«Se hace simple la mente…»[1], que juega con la anáfora de «se hace», es una evocación de la muerte y de lo que hay —o, más bien aquí, no hay— tras ella: «Sopla el silencioso mar de la nada, […] se ha quedado dormida en su sueño inexistente. […] Se hace simple la mente / y ya no eres nada…». Algo más misterioso es «Ay, este cerrar mis ojos» («Ay» se repite anafóricamente en las cuatro estrofillas del poema). Habla la voz lírica de «volver mis ojos al río triste de la noche» (expresión que se repite); después se dirige a un tú femenino («iluminada y bella»), que bien podría referirse a la muerte.
Con «Poesía» (también glosado antes) volvemos al asunto del poder creacional de la palabra poética y la solidaridad humana. Destaca la anáfora de «así» y varios encabalgamientos abruptos, y por ello muy expresivos. Citemos el comienzo, donde apreciamos algunos ejemplos:
Así, en este mundo desconocido
e idéntico de los que sufren como
yo sufro, de los que viven y mueren
cual yo vivo y muero, así en este mundo
solitario, en el inmenso silencio
atravesado de la soledad
derramada, luciente
y fría…

El poeta es, por definición, un solitario: habla de «esta gelidez de las almas / solas» y dice que «mi alma / partida apenas llora»; apunta entonces la solidaridad del poeta con el que es como él solitario, con el que sufre:
Voy llorando contigo
que lloras, hermano, sin tú saberlo,
amando contigo esto
que tú amas.
Y concluye:
… esta parda
ceniza que en tu amor late, este beso
que, pendido de mis labios,
a ti me ofrece enteramente, a ti.
En «Recóndita vena» (este sintagma ya se había utilizado al final del canto XXIII de El libro de la creación) el yo lírico se dirige a un Tú, con mayúscula, que se hace importante, que lo es todo para él:
Ya sé que Tú eres
el aire puro que gravita y fija
mi centro.
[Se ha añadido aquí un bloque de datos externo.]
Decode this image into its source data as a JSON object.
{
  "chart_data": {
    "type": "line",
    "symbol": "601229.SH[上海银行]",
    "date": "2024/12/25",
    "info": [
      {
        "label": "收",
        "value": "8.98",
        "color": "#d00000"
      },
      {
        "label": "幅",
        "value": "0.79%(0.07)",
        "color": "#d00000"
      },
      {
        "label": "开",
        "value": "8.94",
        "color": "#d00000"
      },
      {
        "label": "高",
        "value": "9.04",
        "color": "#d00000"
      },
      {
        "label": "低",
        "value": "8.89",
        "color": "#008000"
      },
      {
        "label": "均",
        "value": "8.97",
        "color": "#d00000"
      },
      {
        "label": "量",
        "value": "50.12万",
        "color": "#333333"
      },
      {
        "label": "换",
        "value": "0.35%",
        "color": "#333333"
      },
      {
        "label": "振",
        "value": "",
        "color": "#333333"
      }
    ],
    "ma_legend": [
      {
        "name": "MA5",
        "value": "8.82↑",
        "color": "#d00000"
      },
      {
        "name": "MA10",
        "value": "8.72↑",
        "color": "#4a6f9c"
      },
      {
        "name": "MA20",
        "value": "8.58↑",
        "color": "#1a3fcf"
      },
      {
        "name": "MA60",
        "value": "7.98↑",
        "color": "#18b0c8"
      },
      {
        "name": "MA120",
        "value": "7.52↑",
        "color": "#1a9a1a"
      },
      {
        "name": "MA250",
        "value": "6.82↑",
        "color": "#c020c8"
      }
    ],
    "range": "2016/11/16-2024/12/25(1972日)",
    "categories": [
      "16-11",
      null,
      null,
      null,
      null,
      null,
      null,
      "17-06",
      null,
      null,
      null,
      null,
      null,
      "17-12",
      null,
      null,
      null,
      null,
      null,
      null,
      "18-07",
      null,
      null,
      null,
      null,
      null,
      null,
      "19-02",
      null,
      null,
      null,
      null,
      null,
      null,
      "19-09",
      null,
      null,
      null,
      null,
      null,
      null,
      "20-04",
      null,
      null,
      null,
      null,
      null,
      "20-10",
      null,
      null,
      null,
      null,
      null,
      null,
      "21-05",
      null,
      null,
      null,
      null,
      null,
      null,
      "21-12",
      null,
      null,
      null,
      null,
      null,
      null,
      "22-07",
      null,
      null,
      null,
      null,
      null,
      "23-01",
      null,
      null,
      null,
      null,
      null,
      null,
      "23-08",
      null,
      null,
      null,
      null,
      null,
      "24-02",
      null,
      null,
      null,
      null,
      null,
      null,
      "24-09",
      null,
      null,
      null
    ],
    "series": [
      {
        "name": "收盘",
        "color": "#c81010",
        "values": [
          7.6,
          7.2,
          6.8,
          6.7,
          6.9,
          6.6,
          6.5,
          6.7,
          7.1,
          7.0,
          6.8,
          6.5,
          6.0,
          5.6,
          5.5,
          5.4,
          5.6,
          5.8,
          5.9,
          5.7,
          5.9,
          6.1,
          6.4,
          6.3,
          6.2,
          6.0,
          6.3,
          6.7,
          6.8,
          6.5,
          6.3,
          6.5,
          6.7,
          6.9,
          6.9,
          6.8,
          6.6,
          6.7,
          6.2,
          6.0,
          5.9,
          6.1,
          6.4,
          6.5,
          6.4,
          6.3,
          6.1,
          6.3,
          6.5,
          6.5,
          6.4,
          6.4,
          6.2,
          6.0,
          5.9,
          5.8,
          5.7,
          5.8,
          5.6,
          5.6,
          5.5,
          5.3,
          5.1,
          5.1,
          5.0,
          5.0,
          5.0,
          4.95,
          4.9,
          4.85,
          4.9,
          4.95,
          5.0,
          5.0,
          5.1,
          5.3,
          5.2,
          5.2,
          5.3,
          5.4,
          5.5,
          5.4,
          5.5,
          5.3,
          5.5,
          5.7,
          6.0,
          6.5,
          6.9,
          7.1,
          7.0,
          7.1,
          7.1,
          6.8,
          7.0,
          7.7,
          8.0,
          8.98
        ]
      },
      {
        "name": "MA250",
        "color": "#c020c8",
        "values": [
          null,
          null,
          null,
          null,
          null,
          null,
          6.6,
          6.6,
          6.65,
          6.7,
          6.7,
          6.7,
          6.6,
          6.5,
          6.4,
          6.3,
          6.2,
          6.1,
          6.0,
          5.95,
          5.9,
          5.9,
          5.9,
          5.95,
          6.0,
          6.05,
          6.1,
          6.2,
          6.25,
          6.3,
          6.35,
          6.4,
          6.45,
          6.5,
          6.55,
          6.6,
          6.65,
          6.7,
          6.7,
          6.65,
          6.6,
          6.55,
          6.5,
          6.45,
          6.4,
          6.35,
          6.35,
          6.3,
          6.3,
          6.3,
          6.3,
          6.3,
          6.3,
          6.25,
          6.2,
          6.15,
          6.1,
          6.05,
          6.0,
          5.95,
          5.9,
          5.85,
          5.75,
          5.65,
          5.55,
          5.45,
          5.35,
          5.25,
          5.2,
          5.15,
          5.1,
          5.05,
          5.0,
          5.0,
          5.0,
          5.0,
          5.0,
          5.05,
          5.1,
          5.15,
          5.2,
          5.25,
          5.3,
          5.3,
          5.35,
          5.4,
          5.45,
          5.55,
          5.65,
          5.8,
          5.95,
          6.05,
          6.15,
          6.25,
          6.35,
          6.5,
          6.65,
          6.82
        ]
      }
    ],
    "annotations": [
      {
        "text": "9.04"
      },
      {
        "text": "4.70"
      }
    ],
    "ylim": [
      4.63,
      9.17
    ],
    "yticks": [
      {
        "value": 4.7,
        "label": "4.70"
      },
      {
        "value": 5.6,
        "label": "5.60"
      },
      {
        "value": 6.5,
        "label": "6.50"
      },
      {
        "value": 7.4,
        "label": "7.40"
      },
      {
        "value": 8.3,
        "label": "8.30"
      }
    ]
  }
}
Sé que eres
el brillo de mis años
y la densidad de mis noches,
eres el final ya hecho
de esta emprendida
y aún no comenzada
carrera.Y sé que estás conmigo
en vuelo perenne,
y que sobre mis lados
has de posar tu peso
de Dios humanado.Aunque mi muerte
me robe, verdecida rosa tuya
ha de brindar perfume
que vitalice así mis huesos.
En ese constante movimiento pendular entre duda y fe a que nos tiene acostumbrados, el poeta se inclina ahora claramente por la trascendencia, por la confianza en ese Dios humanado que es Cristo (destaquemos, en el haber estilístico, la bella aliteración «posar tu peso» y la anáfora «Ya sé… Sé… Y sé…»).
«Rumores nocturnos» presenta una dedicatoria «A Guillermo Rivell Amadoz, pequeño niño»; se trata de un nieto, visto poéticamente como un «pequeño animal desnudo» de mirada franca, de «frágil y abierta sonrisa». El poema se carga en su primera parte de imágenes positivas: amanecer de pájaros, profundo mar, estrellas amantes, color inmarcesible de los besos castos, espuma, manantial, sonrisa, encanto, para ponderar la alegría de esa nueva vida que se abre a la vida, a «esta hegemonía de ser / entre tanta ventana abierta a lo imperfecto». Pese a su pequeñez, pese a su desnudez («y asomas como una creación balbuciente, impregnadora, / como un animal que camina manso y dulce sin espolearse»), el niño puede ser contemplado como un «rico vástago, capaz de mirar sin turbarte al Dios escondido». Se cierra con estos dos versos:
… te he visto en tu ausencia como si no tuvieras límites,
te he visto en la sombra dibujada de mi nuevo mundo[2].
[1] Este poemario no fue publicado previamente de forma exenta, sino que quedó incorporado directamente al conjunto de su Obra poética (1955-2005), Pamplona, Gobierno de Navarra-Institución Príncipe de Viana, 2006.
[2] Para más detalles remito a mi trabajo «José Luis Amadoz, poeta “aprendiz de brujo”: cincuenta años de coherencia poética (1955-2005)», introducción a José Luis Amadoz, Obra poética (1955-2005), Pamplona, Gobierno de Navarra-Institución Príncipe de Viana, 2006.